Data Lake Development

Data Lakes require fluid and flexible data engineering to ensure all is consistent, complete, and correct for its uses. Developing a Data Lake begins with acquiring data, conforming it to satisfy all data rules and relationships, refining it into the data structure needed for each analytic use, and publishing it so data security and user data access privileges are enforced. RCG calls this process data curation, ensuring data in the Data Lake is ready to turn into real-time actions.

According to a study performed by MIT's Sloan School of Management, the top three things managers want from their data is integration, consistency/standardization, and trustworthiness (link here).
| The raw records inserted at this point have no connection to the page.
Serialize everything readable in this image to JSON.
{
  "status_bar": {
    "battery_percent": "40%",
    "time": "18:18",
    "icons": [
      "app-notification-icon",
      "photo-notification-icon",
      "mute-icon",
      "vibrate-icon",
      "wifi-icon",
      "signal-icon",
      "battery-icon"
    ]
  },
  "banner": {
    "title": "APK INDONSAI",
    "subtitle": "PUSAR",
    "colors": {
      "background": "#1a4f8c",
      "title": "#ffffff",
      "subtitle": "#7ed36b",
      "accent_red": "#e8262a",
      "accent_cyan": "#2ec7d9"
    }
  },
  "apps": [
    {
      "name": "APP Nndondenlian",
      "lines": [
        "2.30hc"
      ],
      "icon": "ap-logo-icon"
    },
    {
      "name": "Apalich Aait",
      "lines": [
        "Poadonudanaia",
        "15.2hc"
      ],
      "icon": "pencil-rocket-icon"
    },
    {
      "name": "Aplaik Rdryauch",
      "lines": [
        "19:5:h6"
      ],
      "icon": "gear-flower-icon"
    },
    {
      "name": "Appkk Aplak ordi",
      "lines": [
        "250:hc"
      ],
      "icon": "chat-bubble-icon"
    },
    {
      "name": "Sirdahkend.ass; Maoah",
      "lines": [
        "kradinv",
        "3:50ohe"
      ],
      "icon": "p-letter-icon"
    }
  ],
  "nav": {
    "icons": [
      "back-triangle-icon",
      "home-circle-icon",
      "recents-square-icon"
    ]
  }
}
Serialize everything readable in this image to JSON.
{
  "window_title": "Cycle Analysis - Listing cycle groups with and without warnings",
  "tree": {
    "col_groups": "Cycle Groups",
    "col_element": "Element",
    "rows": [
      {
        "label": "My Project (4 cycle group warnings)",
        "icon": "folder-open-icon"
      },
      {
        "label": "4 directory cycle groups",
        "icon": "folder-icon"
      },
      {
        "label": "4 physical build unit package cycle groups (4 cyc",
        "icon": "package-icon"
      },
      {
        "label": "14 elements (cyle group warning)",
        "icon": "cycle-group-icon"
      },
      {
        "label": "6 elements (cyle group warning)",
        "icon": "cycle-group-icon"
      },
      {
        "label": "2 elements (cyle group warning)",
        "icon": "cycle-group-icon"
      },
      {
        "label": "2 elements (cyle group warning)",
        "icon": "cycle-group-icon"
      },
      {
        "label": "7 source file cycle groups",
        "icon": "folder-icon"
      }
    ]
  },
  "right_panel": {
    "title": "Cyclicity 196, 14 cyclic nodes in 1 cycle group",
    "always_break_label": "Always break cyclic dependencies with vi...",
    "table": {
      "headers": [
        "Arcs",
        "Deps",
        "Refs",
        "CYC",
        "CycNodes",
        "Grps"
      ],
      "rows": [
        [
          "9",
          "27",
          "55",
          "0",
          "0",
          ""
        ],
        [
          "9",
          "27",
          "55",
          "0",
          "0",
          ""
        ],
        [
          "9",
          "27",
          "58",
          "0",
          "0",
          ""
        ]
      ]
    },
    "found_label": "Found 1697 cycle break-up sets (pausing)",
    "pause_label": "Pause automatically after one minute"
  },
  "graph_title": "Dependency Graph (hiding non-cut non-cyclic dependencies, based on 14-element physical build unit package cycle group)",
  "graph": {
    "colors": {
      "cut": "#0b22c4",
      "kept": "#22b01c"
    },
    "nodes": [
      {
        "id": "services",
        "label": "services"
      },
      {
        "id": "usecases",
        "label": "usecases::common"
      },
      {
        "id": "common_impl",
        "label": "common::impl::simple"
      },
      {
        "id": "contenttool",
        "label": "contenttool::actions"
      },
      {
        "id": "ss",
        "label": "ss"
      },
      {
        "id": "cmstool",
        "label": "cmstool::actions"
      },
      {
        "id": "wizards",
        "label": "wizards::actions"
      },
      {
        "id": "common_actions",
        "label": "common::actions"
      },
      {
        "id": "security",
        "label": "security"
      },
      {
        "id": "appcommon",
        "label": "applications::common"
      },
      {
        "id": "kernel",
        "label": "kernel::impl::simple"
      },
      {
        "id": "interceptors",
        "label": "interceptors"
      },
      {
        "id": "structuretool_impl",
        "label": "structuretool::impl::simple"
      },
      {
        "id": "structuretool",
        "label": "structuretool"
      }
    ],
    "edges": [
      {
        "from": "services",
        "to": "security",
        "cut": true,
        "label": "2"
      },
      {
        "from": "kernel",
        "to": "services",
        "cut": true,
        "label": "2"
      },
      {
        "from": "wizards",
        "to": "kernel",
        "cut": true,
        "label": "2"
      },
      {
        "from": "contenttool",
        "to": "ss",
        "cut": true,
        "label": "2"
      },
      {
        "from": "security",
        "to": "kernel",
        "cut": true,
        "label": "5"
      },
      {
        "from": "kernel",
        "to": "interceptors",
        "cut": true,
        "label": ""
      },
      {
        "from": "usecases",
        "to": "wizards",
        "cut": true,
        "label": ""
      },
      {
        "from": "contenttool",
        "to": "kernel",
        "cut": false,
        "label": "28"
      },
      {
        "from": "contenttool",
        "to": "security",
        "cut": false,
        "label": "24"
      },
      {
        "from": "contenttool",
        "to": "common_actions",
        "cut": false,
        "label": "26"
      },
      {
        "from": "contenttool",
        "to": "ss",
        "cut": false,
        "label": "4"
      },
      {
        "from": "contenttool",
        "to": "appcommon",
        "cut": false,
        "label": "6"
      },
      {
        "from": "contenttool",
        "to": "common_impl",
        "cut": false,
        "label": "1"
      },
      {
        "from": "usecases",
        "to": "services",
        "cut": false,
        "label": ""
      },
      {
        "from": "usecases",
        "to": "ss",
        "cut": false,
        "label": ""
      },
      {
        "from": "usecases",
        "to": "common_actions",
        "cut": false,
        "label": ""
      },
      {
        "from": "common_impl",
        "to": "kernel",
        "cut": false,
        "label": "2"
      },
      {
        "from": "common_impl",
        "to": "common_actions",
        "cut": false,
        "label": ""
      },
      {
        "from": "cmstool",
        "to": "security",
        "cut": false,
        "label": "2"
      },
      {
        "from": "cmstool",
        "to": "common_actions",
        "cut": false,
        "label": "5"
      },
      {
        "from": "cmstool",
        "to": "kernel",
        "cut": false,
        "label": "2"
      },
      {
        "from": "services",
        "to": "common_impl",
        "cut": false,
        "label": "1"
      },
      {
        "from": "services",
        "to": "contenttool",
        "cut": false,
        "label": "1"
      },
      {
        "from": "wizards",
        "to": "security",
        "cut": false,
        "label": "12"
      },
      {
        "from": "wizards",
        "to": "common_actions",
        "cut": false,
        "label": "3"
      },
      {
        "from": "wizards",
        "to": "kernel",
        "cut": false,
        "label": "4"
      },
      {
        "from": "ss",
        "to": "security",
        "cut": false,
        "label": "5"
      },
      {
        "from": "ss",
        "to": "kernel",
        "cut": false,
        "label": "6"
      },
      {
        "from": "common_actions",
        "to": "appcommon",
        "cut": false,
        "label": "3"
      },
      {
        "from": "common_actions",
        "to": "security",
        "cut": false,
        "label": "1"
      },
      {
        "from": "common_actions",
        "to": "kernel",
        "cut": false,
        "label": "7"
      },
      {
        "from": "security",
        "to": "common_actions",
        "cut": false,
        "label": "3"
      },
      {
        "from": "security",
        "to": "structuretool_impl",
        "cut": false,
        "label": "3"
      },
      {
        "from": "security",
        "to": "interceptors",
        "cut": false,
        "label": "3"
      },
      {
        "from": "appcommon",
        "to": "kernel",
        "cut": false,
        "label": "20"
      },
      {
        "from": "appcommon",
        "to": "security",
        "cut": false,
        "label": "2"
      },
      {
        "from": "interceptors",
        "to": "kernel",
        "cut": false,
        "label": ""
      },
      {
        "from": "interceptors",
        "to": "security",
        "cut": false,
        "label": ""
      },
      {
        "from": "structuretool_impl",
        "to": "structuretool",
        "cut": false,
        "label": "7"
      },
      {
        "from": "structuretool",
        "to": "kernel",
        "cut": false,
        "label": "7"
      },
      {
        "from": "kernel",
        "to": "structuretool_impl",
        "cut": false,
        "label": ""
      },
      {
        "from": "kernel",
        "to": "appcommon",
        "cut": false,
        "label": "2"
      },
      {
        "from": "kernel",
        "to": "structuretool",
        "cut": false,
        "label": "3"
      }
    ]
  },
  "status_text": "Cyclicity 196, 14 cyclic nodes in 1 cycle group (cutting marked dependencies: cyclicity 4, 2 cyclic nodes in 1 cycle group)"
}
Clearly, two decades of Business Intelligence/BI have not successfully positioned organizations for successful Data & Analytics. The obstacle to success? Not understanding trustworthy data and how to develop it. Successful trustworthy data development requires new approaches to:

  • Data Use Scenarios: People need information that helps them make decisions and do their jobs effectively and efficiently, which means data will be used for a number of business purposes and in a number of ways, so understanding data use is critical for knowing what trustworthy data needs to support;
  • Data Acquisition: As the business world continues to become based on mobile, cloud, and real-time data, methods for acquiring data and processing it must be based on high data volumes and speed of processing and analysis;
  • Data Architecture: A range of data use scenarios will be reflected in the data architecture needed to support them because no single data structure will satisfy every data use scenario;
  • Technical Architecture: Support for a wide range of data use scenarios, real-time data, and a more complex data architecture requires a technical architecture that enables value realization, provides high performance, and can adapt to future data and analytic needs without affecting existing reports, dashboards, queries, statistical models, algorithms, and more;
  • Big Data & Advanced Analytics Architecture: Existing data warehouses, data marts, operational data stores, and reports and queries they provide will continue to exist, however the end-to-end data and analytics architecture must become more capable in order to support the range of the business's Data Use Scenarios, Data Acquisition for them, and more sophisticated Data Architectures and Technical Architectures; an advanced architecture is needed to incorporate and go beyond the current BI data infrastructure.